By Will Durst
The mad mud-tossing between Newt Gingrich and Mitt Romney, the last two Republicans still standing, is quickly ramping up to levels not seen since the Agincourt catapults. The candidates and their surrogates are busy dredging up dirt with fleets of front-loaders, personally wetting it down with outraged spittle and other anatomical fluids, and it’s getting ugly out there folks. Not to mention… moist.
The gloves are coming off and this battle of ironclads, unlike the Monitor and the Merrimack, is guaranteed to result in more self-inflicted harm than damage to the enemy. Sure, sure, other wannabees continue to circle the spotlight, but haphazardly, like September moths after repeated run-ins with a tricked-out bug zapper. Barring a second bout of primary puppy love, the race for the GOP presidential nomination is down to Weasel Boy and Plastic Man.
As usual, it all started with money. Mitt Romney stepped in doo-doo deeper than Nietzsche’s private letters to Wittgenstein when he bet Rick Perry $10,000 in a recent debate, demonstrating the same kind of connection to the middle class that a ceramic Portuguese tie-clip in the shape of a crouching gargoyle has to squid fishing. Ten grand. Apparently, to the GOP, that’s pocket change, except of course in D.C., where it’s universally recognized as two and-a-half hookers.
Newt seized on the former Massachusetts Governor’s faux pas tighter than an extra-small t-shirt on a Sumo wrestler, acting uncharacteristically all humble-like, which seemed so scarily disingenuous he couldn’t help himself and actually blushed while laughing.
A bit of unexpected blowback almost knocked the former Speaker down when Mitt Man retaliated by referencing the third Mrs. Gingrich’s half-a-million dollar tab at Tiffany’s. Which, even amongst the fabled 1-percenters, is considered to be a heck of a lot of useless sparkly crap. Makes Elizabeth Taylor’s jewel box look like a Tupperware dish in a cabinet above the sink.
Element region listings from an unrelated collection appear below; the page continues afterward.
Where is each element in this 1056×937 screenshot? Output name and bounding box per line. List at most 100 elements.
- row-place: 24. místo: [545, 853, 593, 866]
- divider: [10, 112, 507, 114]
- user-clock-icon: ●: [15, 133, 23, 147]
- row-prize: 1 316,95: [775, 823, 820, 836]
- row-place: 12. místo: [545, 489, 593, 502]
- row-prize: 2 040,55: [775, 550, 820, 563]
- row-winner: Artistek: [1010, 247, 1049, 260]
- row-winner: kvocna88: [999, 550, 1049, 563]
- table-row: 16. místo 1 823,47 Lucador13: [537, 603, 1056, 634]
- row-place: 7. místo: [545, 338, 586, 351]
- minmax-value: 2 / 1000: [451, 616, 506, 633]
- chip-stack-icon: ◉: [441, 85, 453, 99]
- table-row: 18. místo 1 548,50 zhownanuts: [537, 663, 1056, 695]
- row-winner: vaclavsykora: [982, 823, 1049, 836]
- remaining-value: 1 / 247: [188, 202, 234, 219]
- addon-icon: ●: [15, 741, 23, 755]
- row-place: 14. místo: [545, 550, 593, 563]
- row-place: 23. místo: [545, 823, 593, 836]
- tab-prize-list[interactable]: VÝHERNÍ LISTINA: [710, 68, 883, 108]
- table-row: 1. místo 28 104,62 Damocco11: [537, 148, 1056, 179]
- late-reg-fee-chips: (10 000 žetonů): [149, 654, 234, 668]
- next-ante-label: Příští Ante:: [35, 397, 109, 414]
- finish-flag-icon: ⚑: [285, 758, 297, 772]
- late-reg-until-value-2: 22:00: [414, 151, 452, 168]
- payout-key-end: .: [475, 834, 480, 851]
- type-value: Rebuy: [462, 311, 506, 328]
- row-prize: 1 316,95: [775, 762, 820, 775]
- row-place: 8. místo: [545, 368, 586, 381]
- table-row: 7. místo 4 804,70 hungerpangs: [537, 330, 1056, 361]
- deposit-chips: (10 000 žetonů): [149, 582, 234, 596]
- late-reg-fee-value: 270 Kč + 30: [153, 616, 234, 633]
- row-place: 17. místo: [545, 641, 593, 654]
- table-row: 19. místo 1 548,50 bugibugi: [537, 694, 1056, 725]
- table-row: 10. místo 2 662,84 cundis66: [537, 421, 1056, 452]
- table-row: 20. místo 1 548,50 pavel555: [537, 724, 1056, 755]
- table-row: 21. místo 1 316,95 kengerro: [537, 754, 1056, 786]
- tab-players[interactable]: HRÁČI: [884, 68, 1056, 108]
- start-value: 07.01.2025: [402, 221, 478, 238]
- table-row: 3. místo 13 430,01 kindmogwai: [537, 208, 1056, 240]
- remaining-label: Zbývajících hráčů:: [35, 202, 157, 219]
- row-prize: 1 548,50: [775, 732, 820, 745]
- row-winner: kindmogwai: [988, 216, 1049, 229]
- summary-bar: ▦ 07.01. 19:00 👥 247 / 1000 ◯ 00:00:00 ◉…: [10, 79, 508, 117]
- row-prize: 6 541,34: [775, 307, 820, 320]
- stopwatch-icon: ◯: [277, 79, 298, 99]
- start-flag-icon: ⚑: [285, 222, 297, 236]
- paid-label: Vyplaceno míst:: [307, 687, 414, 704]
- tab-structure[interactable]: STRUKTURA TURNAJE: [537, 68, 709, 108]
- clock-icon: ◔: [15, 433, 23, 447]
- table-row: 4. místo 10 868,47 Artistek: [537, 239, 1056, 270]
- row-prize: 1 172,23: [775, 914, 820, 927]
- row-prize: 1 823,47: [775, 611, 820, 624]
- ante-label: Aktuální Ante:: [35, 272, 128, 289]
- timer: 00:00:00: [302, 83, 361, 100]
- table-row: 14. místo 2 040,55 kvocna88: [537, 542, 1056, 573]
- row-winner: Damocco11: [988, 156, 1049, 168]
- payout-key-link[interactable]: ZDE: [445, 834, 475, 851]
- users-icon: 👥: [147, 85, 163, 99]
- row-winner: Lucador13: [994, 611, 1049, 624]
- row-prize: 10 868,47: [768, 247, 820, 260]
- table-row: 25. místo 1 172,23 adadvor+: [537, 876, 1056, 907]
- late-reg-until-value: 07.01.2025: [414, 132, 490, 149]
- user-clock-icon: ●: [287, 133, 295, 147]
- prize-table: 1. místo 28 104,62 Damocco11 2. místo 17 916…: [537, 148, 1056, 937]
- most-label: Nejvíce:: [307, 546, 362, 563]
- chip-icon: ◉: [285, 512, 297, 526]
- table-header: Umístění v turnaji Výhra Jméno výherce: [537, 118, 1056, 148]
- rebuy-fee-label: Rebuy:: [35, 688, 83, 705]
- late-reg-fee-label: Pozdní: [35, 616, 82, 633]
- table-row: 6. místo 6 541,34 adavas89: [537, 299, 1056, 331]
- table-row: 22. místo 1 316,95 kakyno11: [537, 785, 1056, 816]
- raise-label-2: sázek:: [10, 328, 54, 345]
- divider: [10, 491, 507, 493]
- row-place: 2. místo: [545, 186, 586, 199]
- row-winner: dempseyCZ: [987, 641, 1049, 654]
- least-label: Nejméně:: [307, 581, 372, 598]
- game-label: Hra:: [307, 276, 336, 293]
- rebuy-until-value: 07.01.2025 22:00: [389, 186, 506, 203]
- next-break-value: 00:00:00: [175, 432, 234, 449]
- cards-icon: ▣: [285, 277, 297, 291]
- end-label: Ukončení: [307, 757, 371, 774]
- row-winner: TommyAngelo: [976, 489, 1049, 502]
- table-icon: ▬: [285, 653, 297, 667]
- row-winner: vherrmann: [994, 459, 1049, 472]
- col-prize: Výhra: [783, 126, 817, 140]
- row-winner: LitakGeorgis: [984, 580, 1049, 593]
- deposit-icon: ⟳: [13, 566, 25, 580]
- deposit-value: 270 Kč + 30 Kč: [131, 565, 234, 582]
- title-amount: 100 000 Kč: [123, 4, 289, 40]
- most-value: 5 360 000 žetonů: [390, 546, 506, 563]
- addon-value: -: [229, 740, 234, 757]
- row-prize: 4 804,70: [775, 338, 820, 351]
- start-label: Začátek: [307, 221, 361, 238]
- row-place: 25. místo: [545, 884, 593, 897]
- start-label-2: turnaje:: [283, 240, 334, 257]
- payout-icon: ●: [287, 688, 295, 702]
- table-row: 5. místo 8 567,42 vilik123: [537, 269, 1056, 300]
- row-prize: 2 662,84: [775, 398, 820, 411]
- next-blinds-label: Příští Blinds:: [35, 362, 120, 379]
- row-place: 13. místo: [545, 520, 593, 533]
The GOP is rightfully worried about the spectacle of two very wealthy men accusing each other of being filthy rich. While trading accusations of flip-flopping even though both have changed positions more often than hyperkinetic six-year-olds playing speed Twister halfway through their Halloween stash.
And there have been further charges. And further counter charges. And charges of countering the counting charges by charging counters. And back and forth it goes. “He’s zany.” “Not a real conservative.” “As trustworthy as a leaky dinghy in high seas.” “Waffles so much, syrup should be shooting out of his ears.” The byproduct being Iowa and New Hampshire television stations are raking it in while independent voters are alienated by the container ship-full.
Party regulars are starting to freak out, with the dim throbbing realization sinking in that one of these guys is destined to be their standard bearer. Dark whispers are muttered behind closed doors about Newt’s viability and Mitt’s likeability, which can both be measured in the low single digits. Baseball scores, not even football, much less basketball numbers.
Not just the presidency, we’re also beginning to hear phrases like “coat tails” and “down ballot” and other strategic buzz-words that are shorthand for “Aieieee!” Newt Romney or Mitt Gingrich. Like choosing between getting your finger caught in a car door or an elephant stepping on your foot. In this case: a couple of wild elephants. The same, only different. And not in a good way.